Standing at 5-foot-2, Prince was an inch shorter than the NBA's tiniest player ever, 5-foot-3 Muggsy Bogues, but lacked Bogues' height-defying elite athleticism, of course. A mercurial personality whose image was inextricably tied to his own expression of gender-fluid black masculinity, Prince's skill as a basketball player was never mentioned even as he rose to fame in the late '70s and throughout the '80s. Who would guess that the short pop musician in heels could ball?
And for decades, nobody did. It wasn't until Charlie Murphy's infamous retelling of his experience playing a late-night pick-up game against Prince that the world became aware of his abilities on the court. In A "Chappelle's Show" skit that aired in February 2004, Murphy shared the "True Hollywood Story" of the time Prince and his crew whooped Murphy and his friends in a basketball game at Prince's house in 1985.
Chappelle played Prince in Murphy's hilarious dramatic retelling of the game, which was "a landslide victory" in Prince's favor, according to Murphy.
“This cat could ball man. He was crossing cats like Iverson. He was getting rebounds like Charles Barkley. Prince was incredible," Murphy said.
Chappelle called the victory for Prince by saying, "Game, blouses." Pick-up basketball hasn't been the same since.
Not many, however, took Murphy's story all that seriously. Would Prince really play basketball in a blouse and heels (apparently the footwear of choice for Prince on the court) against Murphy after coming back from the club, and then serve the losing team pancakes afterward, as Murphy claimed? No way, right?
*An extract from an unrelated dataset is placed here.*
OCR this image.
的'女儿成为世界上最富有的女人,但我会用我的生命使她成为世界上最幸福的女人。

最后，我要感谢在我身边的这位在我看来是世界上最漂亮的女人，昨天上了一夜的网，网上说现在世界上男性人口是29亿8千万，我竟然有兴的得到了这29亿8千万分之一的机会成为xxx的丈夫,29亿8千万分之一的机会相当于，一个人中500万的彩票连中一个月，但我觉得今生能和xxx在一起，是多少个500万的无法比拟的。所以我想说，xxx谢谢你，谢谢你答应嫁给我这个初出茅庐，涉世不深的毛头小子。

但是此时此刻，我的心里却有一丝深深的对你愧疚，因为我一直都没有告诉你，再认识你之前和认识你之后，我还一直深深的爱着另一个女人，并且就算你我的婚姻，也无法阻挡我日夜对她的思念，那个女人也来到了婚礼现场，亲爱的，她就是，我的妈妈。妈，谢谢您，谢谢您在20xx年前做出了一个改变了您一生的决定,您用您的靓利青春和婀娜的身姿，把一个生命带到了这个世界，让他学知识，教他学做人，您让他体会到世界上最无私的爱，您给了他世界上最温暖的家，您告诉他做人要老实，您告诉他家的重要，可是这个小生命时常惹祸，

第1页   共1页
Two months after the episode aired, Prince backed-up Murphy's story in a radio interview, responding "Oh definitely" after being asked if he had "game" or not.
"To be honest, it ain’t that I’m that great. [Murphy's] just so bad," he laughed.
Depending on who you ask though, Prince is either as good as Murphy says, or his game is the equivalent of a wannabe And1 Mixtape Tour player. Meaning: All flash, no buckets.
Dissenting opinions on Prince's basketball abilities have emerged in the years since Murphy first revealed the icon's affinity for hoops. And let's not question it: Prince loved basketball — so much so that he threw a private three-hour party for the Minnesota Lynx after they won the WNBA title in October 2015. He's even had some run-ins with NBA stars, like former Los Angeles Laker Carlos Boozer:
Getting back to Prince's playing days, last March, Minneapolis Star Tribune reporter Libor Jany found an entry in his newspaper by colleague Jon Bream on Prince's time as a youth basketball player at Bryant Junior High in Minneapolis, Minnesota.
“Prince was an excellent player,” basketball coach Richard Robinson told the Star Tribune, going on to give the newspaper a short scouting report on a young Prince: Excellent ball handler, good shooter, but too short to crack the starting lineup.
"I knew he wanted to be starting and felt he should be starting. He was unhappy and expressed that many, many times," Robinson continued.
But while Robinson had plenty of positive things to say in the old Star Tribune item, he told TMZ in March 2015 that Prince "was quite a good basketball player, but I gave him less playing time because he always threw the ball away. The more turnovers he got, the less time he played."
From this, a clearer image of Prince the baller can be extrapolated: Turnover prone, but possessing a good enough jumper to take advantage of a set of wicked space-creating handles. Got it. But can anyone else besides Charlie Murphy confirm that Prince still has game?
In comes writer Touré, the author of the Prince biography I Would Die 4 U, who wrote in the book about a time he played basketball at Prince's Paisley Park estate in 1998.
Prince, who came out in sneakers, not heels, played like how Murphy and Robinson had already described: A lot of quickness in his movements, plenty of cleverness and creativity on the ball, but without the reckless passing of his middle school playing days.
"He moved like a player and played like one of those darting little guys you have to keep your eye on every second. Blink and he’s somewhere you wouldn’t expect. Lose control of your dribble for a heartbeat and he’s relieved you of the ball. He jitterbugged around the court like a sleek little lightning bug, so fast he’d leave a defender stranded and looking stupid if he weren’t careful... Prince played like a natural leader, setting picks and making smart passes, showing a discipline many street players never grasp. Then, he took it boldly to the hole, twisting through the air in between both opponents to make a layup."
Prince could really play! In fact, he fits the mold of a classic pick-up basketball hustler: Too diminutive to intimidate an opponent at first, but quite a force once the game got going. He wasn't a player to be underestimated.
“I dare you to challenge Prince to a game of ball one-on-one," Murphy cried in the 2004 sketch.
"Challenge him… You might get embarrassed.”